Ruby Joy Eade is a Wellington based artist whose current research revolves around investigations of empathy and affect. Largely drawn from obscure forms of social media and online forums, Eade’s text-based works utilise poetic fragments to portray an image of contemporary society that, on the surface at least, seems displaced from its ability to connect.
Clare Hartley McLean is an Auckland based artist. Graduating with a Grad. Dip. Visual Art from AUT in 2012, her work is focused on energy exchanges, primarily between human and non-human entities, and the exploration of spatial dynamics. Forming a bridge between psychic and digital agency Vibrational Counsel (the adventure of you), gives arbitrary access to psychic energy readings. This action compares and integrates the nature of psychic knowledge through an on-going series of options, enabling an unpredictable outcome for the participant.
Kalya Ward is a recent MFA graduate from Massey University, and has a strong interest in the stories we tell ourselves about ourselves. (Sometimes, truth is stranger than fiction). Her work responds to her curious obsession with a moment in time where a childhood haunting and fledgling sentience intersect. Did this memory occur at a particular house, at a precise moment as a result of sheer terror, or was it just coincidence? Can this memory be recalled through a sound recording, capturing with it the ghostly traces and voices of the dead that may travel the radio waves?

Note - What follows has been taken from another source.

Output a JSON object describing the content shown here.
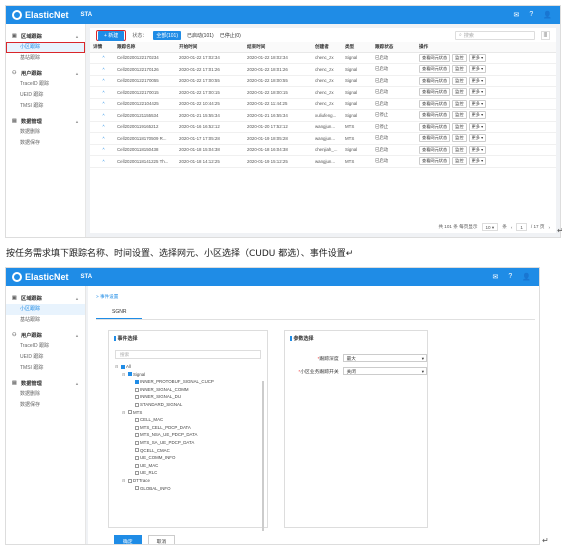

Auckland born and now Wellington based, Gabrielle Amodeo's practice has recently begun exploring ways of dealing with autobiography. For this show, her work addresses the space a relationship holds through a facsimile (made up of multiple rubbings) of the entire floor of the house she and her partner own and have, until recently, lived in. This collection of rubbings has poignancy as an accumulation of fragments of existence from this lived-in space. Acting as a place-holder for the intangible thing that is their relationship, their home has now been collapsed and folded into a compact series of folders.